Sebagaimana diketahui, tujuh orang menjadi terdakwa kasus perintangan penyidikan kematian Brigadir J. Ferdy Sambo salah satunya.
Lalu, enam terdakwa lain merupakan mantan anak buah Sambo di kepolisian yakni Hendra Kurniawan, Agus Nurpatria, Arif Rachman Arifin, Chuck Putranto, Baiquni Wibowo, dan Irfan Widyanto.
Para terdakwa disebut merusak barang bukti kasus kematian Brigadir J dengan cara menghapus arsip rekaman CCTV dan mengganti digital video recorder (DVR) CCTV di sekitar lokasi penembakan di rumah dinas Sambo.
Kasus ini juga menetapkan lima terdakwa perkara pembunuhan berencana Brigadir Yosua. Kelimanya yakni Ferdy Sambo; istri Sambo, Putri Candrawathi; ajudan Sambo, Richard Eliezer atau Bharada E dan Ricky Rizal atau Bripka RR; dan ART Sambo, Kuat Ma'ruf.
Berdasarkan dakwaan jaksa penuntut umum, pembunuhan itu dilatarbelakangi oleh pernyataan Putri yang mengaku telah dilecehkan oleh Yosua di rumah Sambo di Magelang, Jawa Tengah, Kamis (7/7/2022).

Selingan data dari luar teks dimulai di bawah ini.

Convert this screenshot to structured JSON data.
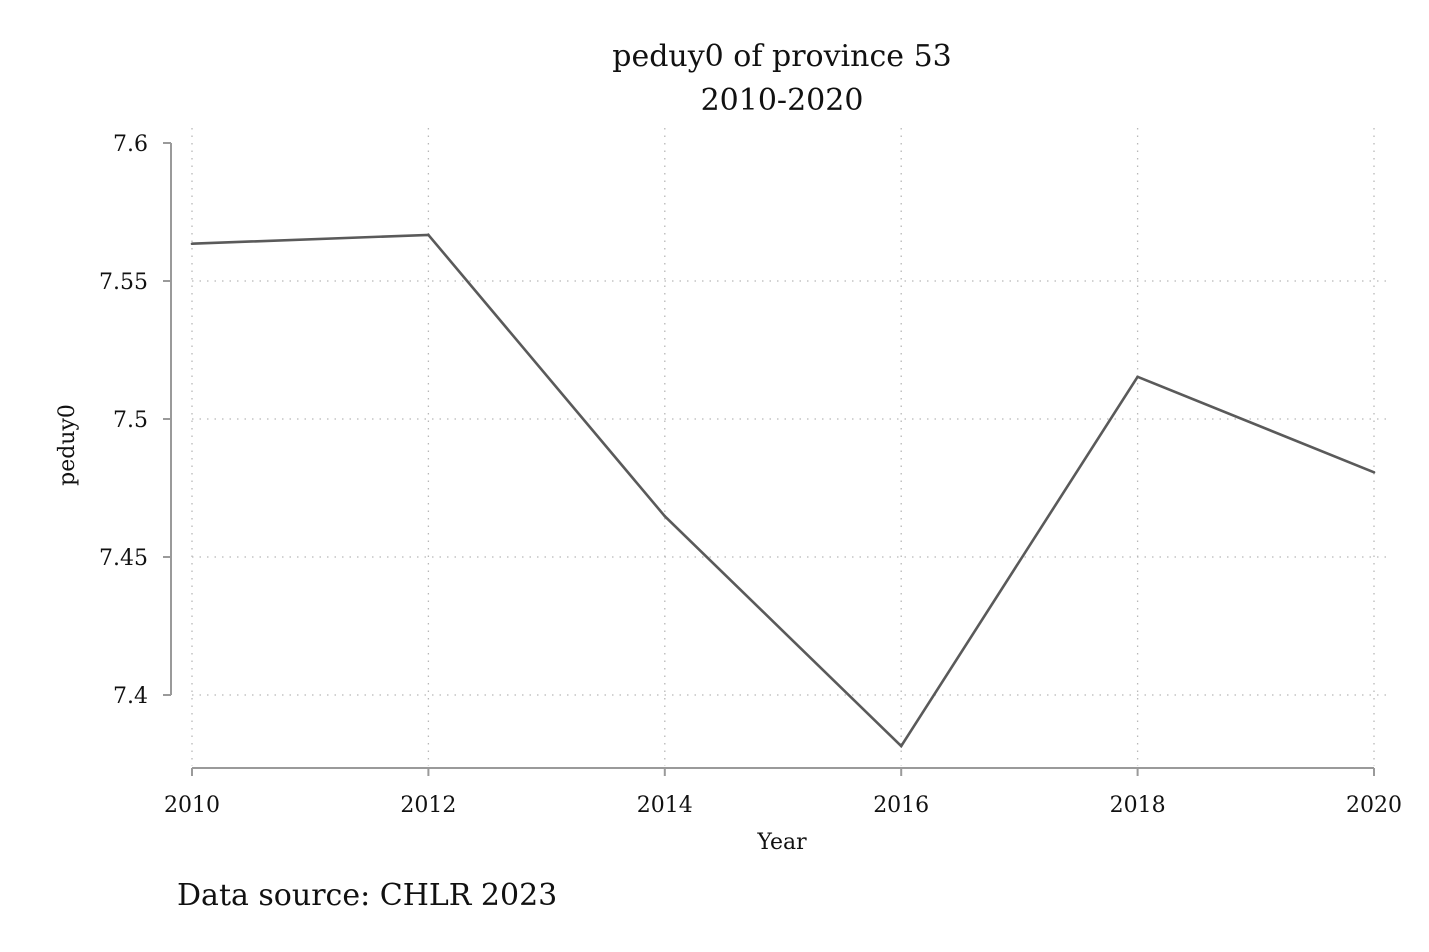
{
  "chart_data": {
    "type": "line",
    "title": "peduy0 of province 53",
    "subtitle": "2010-2020",
    "xlabel": "Year",
    "ylabel": "peduy0",
    "note": "Data source: CHLR 2023",
    "x": [
      2010,
      2012,
      2014,
      2016,
      2018,
      2020
    ],
    "series": [
      {
        "values": [
          7.5635,
          7.5667,
          7.4648,
          7.3815,
          7.5153,
          7.4807
        ]
      }
    ],
    "xlim": [
      2010,
      2020
    ],
    "ylim": [
      7.373,
      7.605
    ],
    "x_ticks": [
      2010,
      2012,
      2014,
      2016,
      2018,
      2020
    ],
    "x_tick_labels": [
      "2010",
      "2012",
      "2014",
      "2016",
      "2018",
      "2020"
    ],
    "y_ticks": [
      7.4,
      7.45,
      7.5,
      7.55,
      7.6
    ],
    "y_tick_labels": [
      "7.4",
      "7.45",
      "7.5",
      "7.55",
      "7.6"
    ],
    "grid": true,
    "legend": "none",
    "colors": {
      "line": "#5a5a5a",
      "grid": "#b8b8b8",
      "axis": "#9a9a9a",
      "text": "#111111"
    }
  }
}
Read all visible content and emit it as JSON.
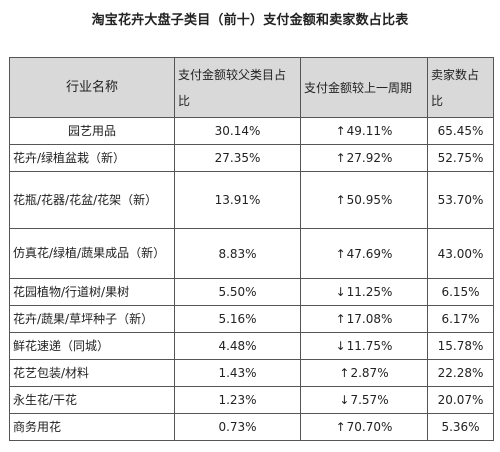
{
  "title": "淘宝花卉大盘子类目（前十）支付金额和卖家数占比表",
  "headers": {
    "name": "行业名称",
    "pay_share": "支付金额较父类目占比",
    "pay_change": "支付金额较上一周期",
    "seller_share": "卖家数占比"
  },
  "rows": [
    {
      "name": "园艺用品",
      "pay_share": "30.14%",
      "dir": "up",
      "pay_change": "49.11%",
      "seller_share": "65.45%"
    },
    {
      "name": "花卉/绿植盆栽（新）",
      "pay_share": "27.35%",
      "dir": "up",
      "pay_change": "27.92%",
      "seller_share": "52.75%"
    },
    {
      "name": "花瓶/花器/花盆/花架（新）",
      "pay_share": "13.91%",
      "dir": "up",
      "pay_change": "50.95%",
      "seller_share": "53.70%"
    },
    {
      "name": "仿真花/绿植/蔬果成品（新）",
      "pay_share": "8.83%",
      "dir": "up",
      "pay_change": "47.69%",
      "seller_share": "43.00%"
    },
    {
      "name": "花园植物/行道树/果树",
      "pay_share": "5.50%",
      "dir": "down",
      "pay_change": "11.25%",
      "seller_share": "6.15%"
    },
    {
      "name": "花卉/蔬果/草坪种子（新）",
      "pay_share": "5.16%",
      "dir": "up",
      "pay_change": "17.08%",
      "seller_share": "6.17%"
    },
    {
      "name": "鲜花速递（同城）",
      "pay_share": "4.48%",
      "dir": "down",
      "pay_change": "11.75%",
      "seller_share": "15.78%"
    },
    {
      "name": "花艺包装/材料",
      "pay_share": "1.43%",
      "dir": "up",
      "pay_change": "2.87%",
      "seller_share": "22.28%"
    },
    {
      "name": "永生花/干花",
      "pay_share": "1.23%",
      "dir": "down",
      "pay_change": "7.57%",
      "seller_share": "20.07%"
    },
    {
      "name": "商务用花",
      "pay_share": "0.73%",
      "dir": "up",
      "pay_change": "70.70%",
      "seller_share": "5.36%"
    }
  ],
  "arrows": {
    "up": "↑",
    "down": "↓"
  }
}
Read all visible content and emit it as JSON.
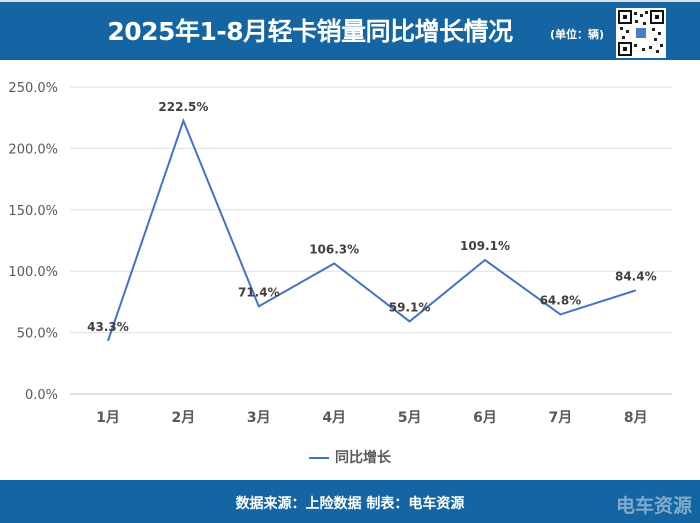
{
  "header": {
    "title": "2025年1-8月轻卡销量同比增长情况",
    "unit": "(单位：辆)"
  },
  "footer": {
    "source": "数据来源：上险数据  制表：电车资源",
    "watermark": "电车资源"
  },
  "colors": {
    "header_bg": "#1565a3",
    "series": "#4472c4"
  },
  "chart_data": {
    "type": "line",
    "title": "2025年1-8月轻卡销量同比增长情况",
    "categories": [
      "1月",
      "2月",
      "3月",
      "4月",
      "5月",
      "6月",
      "7月",
      "8月"
    ],
    "series": [
      {
        "name": "同比增长",
        "values": [
          43.3,
          222.5,
          71.4,
          106.3,
          59.1,
          109.1,
          64.8,
          84.4
        ],
        "labels": [
          "43.3%",
          "222.5%",
          "71.4%",
          "106.3%",
          "59.1%",
          "109.1%",
          "64.8%",
          "84.4%"
        ]
      }
    ],
    "ylim": [
      0,
      250
    ],
    "yticks": [
      "0.0%",
      "50.0%",
      "100.0%",
      "150.0%",
      "200.0%",
      "250.0%"
    ],
    "grid": true,
    "legend": "bottom"
  }
}
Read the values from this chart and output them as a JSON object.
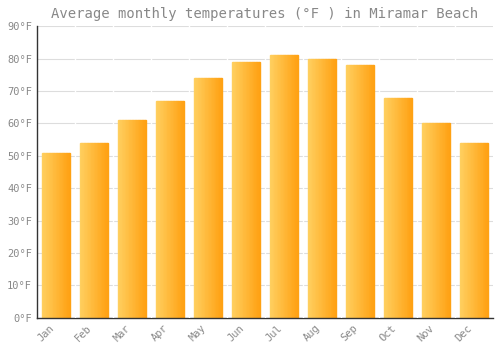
{
  "title": "Average monthly temperatures (°F ) in Miramar Beach",
  "months": [
    "Jan",
    "Feb",
    "Mar",
    "Apr",
    "May",
    "Jun",
    "Jul",
    "Aug",
    "Sep",
    "Oct",
    "Nov",
    "Dec"
  ],
  "values": [
    51,
    54,
    61,
    67,
    74,
    79,
    81,
    80,
    78,
    68,
    60,
    54
  ],
  "bar_color_left": "#FFD060",
  "bar_color_right": "#FFA010",
  "background_color": "#FFFFFF",
  "plot_bg_color": "#FFFFFF",
  "grid_color": "#DDDDDD",
  "text_color": "#888888",
  "spine_color": "#333333",
  "ylim": [
    0,
    90
  ],
  "ytick_step": 10,
  "figsize": [
    5.0,
    3.5
  ],
  "dpi": 100,
  "title_fontsize": 10,
  "tick_fontsize": 7.5,
  "font_family": "monospace"
}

Pengakuan yang belum diketahui kebenarannya itu lantas membuat Sambo marah hingga menyusun strategi untuk membunuh Yosua.
Disebutkan bahwa mulanya, Sambo menyuruh Ricky Rizal atau Bripka RR menembak Yosua. Namun, Ricky menolak sehingga Sambo beralih memerintahkan Richard Eliezer atau Bharada E.
Brigadir Yosua dieksekusi dengan cara ditembak 2-3 kali oleh Bharada E di rumah dinas Sambo di Kompleks Polri Duren Tiga, Jakarta Selatan, Jumat (8/7/2022). Setelahnya, Sambo menembak kepala belakang Yosua hingga korban tewas.
Mantan Kadiv Propam Polri itu lantas menembakkan pistol milik Yosua ke dinding-dinding rumah untuk menciptakan narasi tembak menembak antara Brigadir J dan Bharada E yang berujung pada tewasnya Yosua.
Atas perbuatan tersebut, para terdakwa didakwa melanggar Pasal 340 KUHP subsider Pasal 338 KUHP jo Pasal 55 Ayat (1) ke-1 KUHP jo Pasal 56 ke-1 KUHP.